As mothers, we communicate daily to so many people, whether its to our partner, children, parents or friends; we tend to spend a large portion of our day communicating in some form or another. Most probable than not, its mainly to help others. Asking what your husband wants to eat for dinner tonight, checking up on your mother's doctor visit & soothing your child throughout the day. We then often feel neglected, as our feelings are rarely communicated to others. We are always on demand, always the givers than the takers in life; now its time for you.
Remember, if your emotional needs aren't being met, theres a cap on how much you can continue to give to others. You need to fuel in order to continue your drive. Don't feel guilty to give yourself sometime, you deserve it & it will later serve those around you. Happy mom equals a happy family.

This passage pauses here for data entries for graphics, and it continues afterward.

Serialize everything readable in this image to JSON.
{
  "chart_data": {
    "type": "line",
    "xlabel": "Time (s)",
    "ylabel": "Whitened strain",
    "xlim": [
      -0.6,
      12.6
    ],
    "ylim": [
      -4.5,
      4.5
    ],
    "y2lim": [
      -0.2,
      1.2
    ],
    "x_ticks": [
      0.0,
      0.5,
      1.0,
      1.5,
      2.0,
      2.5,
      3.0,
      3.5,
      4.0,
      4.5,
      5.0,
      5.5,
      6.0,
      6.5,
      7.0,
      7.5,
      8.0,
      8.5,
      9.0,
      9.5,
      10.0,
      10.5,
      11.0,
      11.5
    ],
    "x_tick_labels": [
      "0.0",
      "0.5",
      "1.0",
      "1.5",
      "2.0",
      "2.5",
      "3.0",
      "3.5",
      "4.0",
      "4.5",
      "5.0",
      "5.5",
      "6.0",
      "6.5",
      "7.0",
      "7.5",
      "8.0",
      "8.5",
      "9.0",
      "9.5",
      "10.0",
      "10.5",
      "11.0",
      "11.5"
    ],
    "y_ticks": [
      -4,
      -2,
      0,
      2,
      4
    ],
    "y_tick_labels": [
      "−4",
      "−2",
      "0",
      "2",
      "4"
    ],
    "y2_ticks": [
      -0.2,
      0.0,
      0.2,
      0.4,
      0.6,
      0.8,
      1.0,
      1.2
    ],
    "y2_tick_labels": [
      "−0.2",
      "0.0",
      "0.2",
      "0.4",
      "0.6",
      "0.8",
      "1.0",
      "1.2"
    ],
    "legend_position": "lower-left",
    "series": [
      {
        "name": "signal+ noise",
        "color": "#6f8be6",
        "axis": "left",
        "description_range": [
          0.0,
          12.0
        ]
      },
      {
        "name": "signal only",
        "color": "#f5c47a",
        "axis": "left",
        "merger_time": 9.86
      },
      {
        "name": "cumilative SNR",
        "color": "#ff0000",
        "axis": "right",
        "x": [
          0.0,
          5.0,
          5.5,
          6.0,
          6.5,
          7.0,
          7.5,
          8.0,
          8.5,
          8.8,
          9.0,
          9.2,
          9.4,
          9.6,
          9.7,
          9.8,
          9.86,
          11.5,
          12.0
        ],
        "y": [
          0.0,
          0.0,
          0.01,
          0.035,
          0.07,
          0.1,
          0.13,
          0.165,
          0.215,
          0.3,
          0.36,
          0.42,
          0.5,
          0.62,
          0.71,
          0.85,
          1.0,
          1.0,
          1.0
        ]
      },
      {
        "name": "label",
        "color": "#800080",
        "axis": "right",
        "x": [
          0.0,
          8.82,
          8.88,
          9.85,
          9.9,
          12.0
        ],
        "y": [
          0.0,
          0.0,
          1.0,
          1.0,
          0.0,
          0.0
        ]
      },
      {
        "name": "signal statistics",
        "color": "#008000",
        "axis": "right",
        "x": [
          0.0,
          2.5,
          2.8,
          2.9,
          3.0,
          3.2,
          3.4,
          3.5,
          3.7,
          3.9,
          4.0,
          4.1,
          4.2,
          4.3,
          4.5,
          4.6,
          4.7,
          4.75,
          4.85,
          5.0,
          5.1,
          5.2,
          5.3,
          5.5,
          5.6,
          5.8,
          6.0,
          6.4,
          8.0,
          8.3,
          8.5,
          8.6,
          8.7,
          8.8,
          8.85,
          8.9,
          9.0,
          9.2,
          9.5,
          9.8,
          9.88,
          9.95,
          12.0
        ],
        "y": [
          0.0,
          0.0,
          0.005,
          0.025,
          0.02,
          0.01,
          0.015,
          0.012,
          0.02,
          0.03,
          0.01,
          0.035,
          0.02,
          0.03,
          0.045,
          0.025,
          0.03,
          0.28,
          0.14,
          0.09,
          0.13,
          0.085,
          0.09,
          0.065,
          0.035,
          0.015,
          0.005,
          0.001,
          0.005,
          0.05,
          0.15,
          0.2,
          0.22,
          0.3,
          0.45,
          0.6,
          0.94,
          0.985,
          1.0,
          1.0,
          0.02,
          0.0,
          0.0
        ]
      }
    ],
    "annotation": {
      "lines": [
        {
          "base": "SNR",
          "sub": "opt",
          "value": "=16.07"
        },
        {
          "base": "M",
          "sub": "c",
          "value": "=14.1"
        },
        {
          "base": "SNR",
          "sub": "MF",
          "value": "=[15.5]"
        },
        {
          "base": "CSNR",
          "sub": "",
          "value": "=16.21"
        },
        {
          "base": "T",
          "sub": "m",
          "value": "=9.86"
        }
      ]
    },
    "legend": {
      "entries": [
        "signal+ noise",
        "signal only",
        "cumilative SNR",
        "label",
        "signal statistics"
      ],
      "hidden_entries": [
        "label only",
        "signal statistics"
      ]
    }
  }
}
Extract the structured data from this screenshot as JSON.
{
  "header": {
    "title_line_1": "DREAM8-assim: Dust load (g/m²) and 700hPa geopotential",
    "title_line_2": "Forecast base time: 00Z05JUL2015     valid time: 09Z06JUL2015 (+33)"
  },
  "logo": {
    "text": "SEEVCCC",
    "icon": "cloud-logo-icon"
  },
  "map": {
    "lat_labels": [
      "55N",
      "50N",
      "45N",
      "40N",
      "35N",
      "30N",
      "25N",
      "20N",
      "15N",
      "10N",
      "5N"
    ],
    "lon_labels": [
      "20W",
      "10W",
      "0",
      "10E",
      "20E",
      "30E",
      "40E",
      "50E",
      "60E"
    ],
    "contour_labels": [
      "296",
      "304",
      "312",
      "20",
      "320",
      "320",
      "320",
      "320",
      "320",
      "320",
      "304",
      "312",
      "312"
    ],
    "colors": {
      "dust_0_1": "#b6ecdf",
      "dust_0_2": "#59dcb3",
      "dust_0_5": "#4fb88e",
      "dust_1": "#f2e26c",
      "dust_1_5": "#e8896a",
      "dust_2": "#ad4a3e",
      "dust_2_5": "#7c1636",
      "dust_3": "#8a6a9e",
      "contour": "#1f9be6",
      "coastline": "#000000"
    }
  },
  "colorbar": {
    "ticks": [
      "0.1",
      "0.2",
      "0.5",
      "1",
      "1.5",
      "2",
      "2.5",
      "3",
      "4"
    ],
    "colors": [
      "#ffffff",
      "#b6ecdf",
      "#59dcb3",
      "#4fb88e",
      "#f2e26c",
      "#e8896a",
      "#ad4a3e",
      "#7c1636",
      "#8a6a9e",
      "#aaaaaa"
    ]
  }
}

So lets say you want to communicate something that has bothered you from your partner or spouse and do it effectively. First step is to acknowledge the exact negative feeling that has been transferred to you. Whether its jealousy, helplessness, insecurity... etc. Once you've identified what it is exactly that you are feeling, you can begin to form your word choice for communication.
So heres the trick, when you want to address someone who has wronged you, start your sentence by saying “I felt” instead of "You did". So you'd sound something like this “I felt useless and betrayed when you …” Starting with “I felt” on its own shows you have owned up to your own feelings. As opposed to “You did… and made me feel…” this turns into blame. Which automatically puts the person you're communicating to in defense mode.
When you have held yourself accountable and notice your negative patterns, you have now taken control of your vehicle. When someone has wronged you, how you feel about their fault needs to be released as soon as possible. Holding it in, only makes it worse. Pilling up negative emotions is like a ticking bomb, it will eventually explode. Once is has exploded, you will have no recollection of exactly why you're upset anymore, leaving you and those around you very confused.
Say you’re out for breakfast with a friend and they unintentionally say something that quietly hurts your feelings, let it out that same day! At home later that day identify the exact feeling transferred to you & get it out of your negative box. As you have experienced this transfer of feeling physically (by being present), verbally (by it being communicated to you) & emotionally (the feeling transferred) you will need all three to release that negativity from within you.
The release comes in three forms, physical, verbal and emotional. One release form alone won’t release you as the hurt has been sensed by all three factors. Why you might ask, well let me take you on a trip down memory-lane, how many times have you cried over a hurtful situation that still till today bears heavily on your heart? Screamed and shouted at someone and felt even worse after? Verbally communicated your sadness in anger that resulted in you losing your right? This is exactly why your release has to be done in all three forms, without anyone else involved, or anyone cornered into your blame.
You simply, let it out in all three forms when you’re completely alone. Talk your feelings out into the air; cry, laugh or scream it out. Write it down, beat a pillow... any safe form of release that you feel comfortable with. This will get all that negative energy out into the universe & out of your system.
Thinking you will feel stupid doing it? Think of how stupid you’ve felt after you’ve blamed or burst those negative feelings out at someone else… Still think this is stupid? Yeah i didn't think so. You have now transferred all the negative energy out of your body and there is space for positive energy to flow back in. Most importantly, that person you were angry towards is now on your positive side as what was meant to be directed towards them is released. Welcome to happier and healthy relationships with others and most importantly, with yourself.
Let your sun set everyday with a clean slate.
May motherhood be the vessel to drive our family's forward.